I was originally planning to write something funny about my first week as an unemployed writer but it turns out writing and thinking about writing isn’t necessarily funny at all. So instead I’m going to say that you should all go see Mad Max: Fury Road right away if not sooner. The movie is in a word breathtaking. It’s a relentless ride with very little dialogue but more characterization than any of your typical action movie has. The action is relentless, the plot fun and feminist, even poignant at times. It’s fresh in the same way as Terminator was fresh back in the day while also retaining a lot of what makes the Mad Max franchise awesome. This is definitely a movie everyone NEEDS to see. And not least because its success is bugging the life out of MRAs. A more comprehensive squeefest with all the spoilers below the trailer. For a spoiler free review, see for example io9 or The Mary Sue

I loved, loved, loved this movie. It became an instant favorite and I am no doubt going to see it many more times before it closes in cinemas, not to mention once it comes out on Blu-Ray. The script was so chock-full of writerly tricks that I’m going to have lots learn from for quite a few watchings yet.

One of the things I really liked was how different all the women were. The five women Furiosa took to go along with her are the very definition of a McGuffin; enslaved essentially because they’re young, pretty and able bodied. The five are outwardly very similar, all of them lithe, young and beautiful. A Finnish review noted that they all look like they came right out of the cast of America’s Next Top Model. At first they’re just a huddled mass but over the course of the movie each of them manages to assert their own personality even with minimal individual screen-time.

Interestingly, the same can’t be said about the men. The three men in charge of the three fortresses (Citadel, Bullet Farm and Gas Town) are outwardly all very different from each other but I can’t tell you how they’re different from each other as people. I have no idea. The three of them are essentially entirely defined by what they look like and to an entirely marginal degree by what they do. The Warboys form another mass even visually from which only one individual can be discerned with any sort of accuracy.

Nux is another interesting writer trick. You feel for him even before he becomes one of the underdogs on Furiosa’s quest of redemption. And to tell you the truth, I’m not entirely certain how they did that. Sure, he gets more screen-time than his buddies but it’s more than that. Nux wants so bad to please Immortan Joe. His worldview starts to shake right before he’s thrown off the war rig for the first time but it’s not until Immortan Joe dismisses him out of hand that he really and truly becomes someone to root for.

But even before that, when Nux decides to make his car into a suicide strike against the war rig, there’s a part of you that feels bad for him when you think he dies. There’s something oddly compelling about him shouting “Witness me, Bloodbag!” right before riding the bomb into what’s supposed to be his death. He’s such a geek that you can’t help but love him even though he’s part of a horrific machinery of oppression.

And that’s part of the film’s feminist subtext.
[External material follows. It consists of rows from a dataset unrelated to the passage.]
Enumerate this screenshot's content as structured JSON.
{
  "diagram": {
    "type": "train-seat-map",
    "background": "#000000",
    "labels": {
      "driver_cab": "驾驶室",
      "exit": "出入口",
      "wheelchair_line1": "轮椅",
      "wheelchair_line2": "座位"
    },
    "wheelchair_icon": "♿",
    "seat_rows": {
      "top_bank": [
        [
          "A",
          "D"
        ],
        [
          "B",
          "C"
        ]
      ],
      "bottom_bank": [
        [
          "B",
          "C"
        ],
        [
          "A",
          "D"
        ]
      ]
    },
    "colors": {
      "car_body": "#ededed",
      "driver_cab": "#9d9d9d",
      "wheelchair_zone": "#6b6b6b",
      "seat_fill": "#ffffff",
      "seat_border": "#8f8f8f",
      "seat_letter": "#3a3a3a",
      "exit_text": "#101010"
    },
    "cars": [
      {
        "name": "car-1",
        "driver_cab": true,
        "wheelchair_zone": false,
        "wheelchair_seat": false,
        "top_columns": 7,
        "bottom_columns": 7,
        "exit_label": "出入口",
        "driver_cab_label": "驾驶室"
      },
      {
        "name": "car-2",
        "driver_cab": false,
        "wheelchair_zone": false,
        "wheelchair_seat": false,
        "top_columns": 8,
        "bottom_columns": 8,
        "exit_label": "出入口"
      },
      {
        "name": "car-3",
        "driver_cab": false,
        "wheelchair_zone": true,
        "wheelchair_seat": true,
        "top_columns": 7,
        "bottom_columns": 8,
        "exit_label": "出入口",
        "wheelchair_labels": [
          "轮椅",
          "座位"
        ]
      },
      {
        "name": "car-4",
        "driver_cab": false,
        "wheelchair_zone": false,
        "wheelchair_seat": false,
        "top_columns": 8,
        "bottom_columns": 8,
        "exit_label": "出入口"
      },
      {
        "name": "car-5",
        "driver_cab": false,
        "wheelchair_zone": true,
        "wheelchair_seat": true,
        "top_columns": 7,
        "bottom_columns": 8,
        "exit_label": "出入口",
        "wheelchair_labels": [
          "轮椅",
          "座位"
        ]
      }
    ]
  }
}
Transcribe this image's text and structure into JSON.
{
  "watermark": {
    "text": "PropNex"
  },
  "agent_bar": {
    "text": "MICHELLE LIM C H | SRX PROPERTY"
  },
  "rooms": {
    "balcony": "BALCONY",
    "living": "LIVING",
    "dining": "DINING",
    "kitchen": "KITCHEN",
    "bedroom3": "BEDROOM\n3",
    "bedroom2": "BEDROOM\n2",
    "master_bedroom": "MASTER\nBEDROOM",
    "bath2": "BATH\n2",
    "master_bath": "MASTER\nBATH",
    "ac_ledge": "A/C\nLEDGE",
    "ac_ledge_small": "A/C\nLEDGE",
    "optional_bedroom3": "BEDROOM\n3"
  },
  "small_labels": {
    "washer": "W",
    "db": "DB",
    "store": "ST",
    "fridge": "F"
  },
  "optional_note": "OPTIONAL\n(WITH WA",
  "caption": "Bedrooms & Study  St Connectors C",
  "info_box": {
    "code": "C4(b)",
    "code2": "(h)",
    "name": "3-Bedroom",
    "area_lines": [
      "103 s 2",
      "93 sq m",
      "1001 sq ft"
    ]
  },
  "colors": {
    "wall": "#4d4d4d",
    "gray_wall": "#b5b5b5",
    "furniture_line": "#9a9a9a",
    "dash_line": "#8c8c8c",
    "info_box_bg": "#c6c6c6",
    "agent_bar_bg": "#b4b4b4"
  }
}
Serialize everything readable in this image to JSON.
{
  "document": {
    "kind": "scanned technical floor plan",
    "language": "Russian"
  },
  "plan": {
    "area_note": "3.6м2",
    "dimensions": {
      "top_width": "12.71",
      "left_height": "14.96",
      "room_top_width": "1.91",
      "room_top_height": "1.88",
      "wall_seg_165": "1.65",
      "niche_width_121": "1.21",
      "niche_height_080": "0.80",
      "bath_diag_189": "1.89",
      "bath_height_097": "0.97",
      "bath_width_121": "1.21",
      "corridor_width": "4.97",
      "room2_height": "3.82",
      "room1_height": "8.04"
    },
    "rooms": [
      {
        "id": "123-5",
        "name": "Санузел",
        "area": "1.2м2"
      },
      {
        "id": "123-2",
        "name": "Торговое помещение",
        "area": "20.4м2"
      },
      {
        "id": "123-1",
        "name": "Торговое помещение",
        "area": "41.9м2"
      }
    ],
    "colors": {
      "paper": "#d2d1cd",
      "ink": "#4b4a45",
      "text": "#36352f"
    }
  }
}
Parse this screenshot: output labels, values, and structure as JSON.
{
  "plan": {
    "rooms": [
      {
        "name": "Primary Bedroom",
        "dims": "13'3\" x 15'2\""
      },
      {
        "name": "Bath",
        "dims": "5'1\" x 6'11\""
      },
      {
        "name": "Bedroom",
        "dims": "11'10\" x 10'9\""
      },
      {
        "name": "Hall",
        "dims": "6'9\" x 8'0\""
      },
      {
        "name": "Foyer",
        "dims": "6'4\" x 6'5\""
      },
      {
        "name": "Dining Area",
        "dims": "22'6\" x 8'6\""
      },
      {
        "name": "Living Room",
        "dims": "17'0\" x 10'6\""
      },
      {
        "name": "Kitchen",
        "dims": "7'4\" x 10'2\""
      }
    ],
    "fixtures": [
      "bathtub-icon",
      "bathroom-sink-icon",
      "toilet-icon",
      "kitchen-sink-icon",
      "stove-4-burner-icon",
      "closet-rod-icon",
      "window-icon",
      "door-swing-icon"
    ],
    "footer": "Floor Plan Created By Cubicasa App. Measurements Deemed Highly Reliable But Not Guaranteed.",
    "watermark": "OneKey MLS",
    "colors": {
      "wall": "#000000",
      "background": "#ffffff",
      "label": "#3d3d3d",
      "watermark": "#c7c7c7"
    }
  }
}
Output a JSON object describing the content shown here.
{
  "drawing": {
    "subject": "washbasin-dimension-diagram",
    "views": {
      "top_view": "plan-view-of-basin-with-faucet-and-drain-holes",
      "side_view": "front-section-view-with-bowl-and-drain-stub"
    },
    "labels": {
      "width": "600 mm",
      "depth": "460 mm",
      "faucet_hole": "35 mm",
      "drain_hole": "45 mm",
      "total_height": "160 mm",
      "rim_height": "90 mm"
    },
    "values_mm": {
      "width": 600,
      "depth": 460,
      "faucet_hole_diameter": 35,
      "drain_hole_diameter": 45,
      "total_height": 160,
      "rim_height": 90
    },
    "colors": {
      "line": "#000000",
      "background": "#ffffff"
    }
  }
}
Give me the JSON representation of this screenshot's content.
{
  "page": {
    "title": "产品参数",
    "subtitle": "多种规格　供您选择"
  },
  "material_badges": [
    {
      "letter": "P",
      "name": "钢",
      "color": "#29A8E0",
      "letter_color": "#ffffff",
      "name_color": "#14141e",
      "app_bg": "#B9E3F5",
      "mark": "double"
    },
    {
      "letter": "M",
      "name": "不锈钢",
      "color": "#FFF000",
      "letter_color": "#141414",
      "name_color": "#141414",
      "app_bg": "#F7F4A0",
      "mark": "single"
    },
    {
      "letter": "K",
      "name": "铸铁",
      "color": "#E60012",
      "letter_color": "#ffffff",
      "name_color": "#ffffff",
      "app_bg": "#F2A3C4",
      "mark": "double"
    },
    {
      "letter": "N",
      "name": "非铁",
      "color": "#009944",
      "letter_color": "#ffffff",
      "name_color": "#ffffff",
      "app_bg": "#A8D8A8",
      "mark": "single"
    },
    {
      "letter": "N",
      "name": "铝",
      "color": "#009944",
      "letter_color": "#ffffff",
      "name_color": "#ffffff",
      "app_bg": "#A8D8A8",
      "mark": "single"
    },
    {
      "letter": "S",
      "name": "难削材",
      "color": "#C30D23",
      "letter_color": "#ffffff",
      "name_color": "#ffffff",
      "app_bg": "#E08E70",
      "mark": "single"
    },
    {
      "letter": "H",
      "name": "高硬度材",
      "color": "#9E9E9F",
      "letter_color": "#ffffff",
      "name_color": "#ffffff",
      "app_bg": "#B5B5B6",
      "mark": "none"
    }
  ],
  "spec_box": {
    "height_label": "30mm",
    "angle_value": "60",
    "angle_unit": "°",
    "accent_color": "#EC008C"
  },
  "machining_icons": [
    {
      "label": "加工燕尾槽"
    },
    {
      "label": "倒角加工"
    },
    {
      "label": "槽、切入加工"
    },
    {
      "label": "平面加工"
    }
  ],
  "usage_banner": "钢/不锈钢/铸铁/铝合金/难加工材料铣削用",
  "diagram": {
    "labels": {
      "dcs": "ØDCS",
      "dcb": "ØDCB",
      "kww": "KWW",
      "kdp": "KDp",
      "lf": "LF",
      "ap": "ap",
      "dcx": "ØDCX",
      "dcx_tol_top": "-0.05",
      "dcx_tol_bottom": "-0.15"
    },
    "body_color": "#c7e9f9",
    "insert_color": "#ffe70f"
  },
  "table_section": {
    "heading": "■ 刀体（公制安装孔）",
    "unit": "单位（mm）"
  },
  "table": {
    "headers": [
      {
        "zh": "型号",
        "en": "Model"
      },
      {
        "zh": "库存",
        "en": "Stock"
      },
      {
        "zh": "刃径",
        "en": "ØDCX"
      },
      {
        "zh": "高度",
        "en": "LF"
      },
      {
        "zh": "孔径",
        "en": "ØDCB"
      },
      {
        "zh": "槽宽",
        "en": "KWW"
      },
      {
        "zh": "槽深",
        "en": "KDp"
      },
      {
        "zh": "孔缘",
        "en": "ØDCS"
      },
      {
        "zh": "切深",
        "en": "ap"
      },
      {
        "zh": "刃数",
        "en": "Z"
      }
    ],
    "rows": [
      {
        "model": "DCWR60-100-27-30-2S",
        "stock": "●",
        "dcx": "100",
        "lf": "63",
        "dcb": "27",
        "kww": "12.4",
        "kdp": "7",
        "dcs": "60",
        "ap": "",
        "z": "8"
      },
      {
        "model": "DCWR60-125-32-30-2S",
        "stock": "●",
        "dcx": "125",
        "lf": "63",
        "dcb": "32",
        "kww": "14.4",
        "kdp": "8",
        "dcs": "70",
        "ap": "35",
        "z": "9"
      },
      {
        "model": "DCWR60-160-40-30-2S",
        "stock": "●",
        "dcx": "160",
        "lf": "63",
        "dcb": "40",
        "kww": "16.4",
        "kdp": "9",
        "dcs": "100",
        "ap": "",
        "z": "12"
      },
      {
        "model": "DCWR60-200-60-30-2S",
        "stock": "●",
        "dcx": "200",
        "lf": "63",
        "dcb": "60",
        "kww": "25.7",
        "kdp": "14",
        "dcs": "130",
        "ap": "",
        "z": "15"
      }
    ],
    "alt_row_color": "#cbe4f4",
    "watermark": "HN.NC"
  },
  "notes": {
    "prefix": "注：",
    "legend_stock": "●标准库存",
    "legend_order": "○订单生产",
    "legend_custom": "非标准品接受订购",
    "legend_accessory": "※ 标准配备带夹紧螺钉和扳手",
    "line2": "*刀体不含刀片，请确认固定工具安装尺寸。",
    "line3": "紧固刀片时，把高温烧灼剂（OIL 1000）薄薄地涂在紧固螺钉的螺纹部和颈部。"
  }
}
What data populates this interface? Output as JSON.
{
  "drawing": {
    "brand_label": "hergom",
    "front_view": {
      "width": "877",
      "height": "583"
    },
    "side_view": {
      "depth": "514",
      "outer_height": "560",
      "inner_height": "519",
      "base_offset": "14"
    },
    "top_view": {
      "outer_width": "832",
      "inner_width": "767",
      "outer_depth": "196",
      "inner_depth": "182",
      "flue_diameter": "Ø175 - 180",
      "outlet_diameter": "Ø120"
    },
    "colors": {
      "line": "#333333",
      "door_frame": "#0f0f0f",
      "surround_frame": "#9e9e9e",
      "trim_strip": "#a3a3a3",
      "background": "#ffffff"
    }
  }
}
Despite being a part of the problem, the Warboys are also oppressed. They are used as cannon fodder to keep the oppressors powerful, their fervent lives cut pitifully short apparently due to overuse. And make no mistake; the film is just as feminist as the MRA’s are afraid it would be. But somehow I don’t see that as a bad thing. In my opinion stories are always supposed to teach us to take control of our own destiny, take responsibility for our actions and be kinder to each other. Mad Max: Fury Road is one of the very few Hollywood movies, let alone action movies that acknowledges that women are capable of doing that too.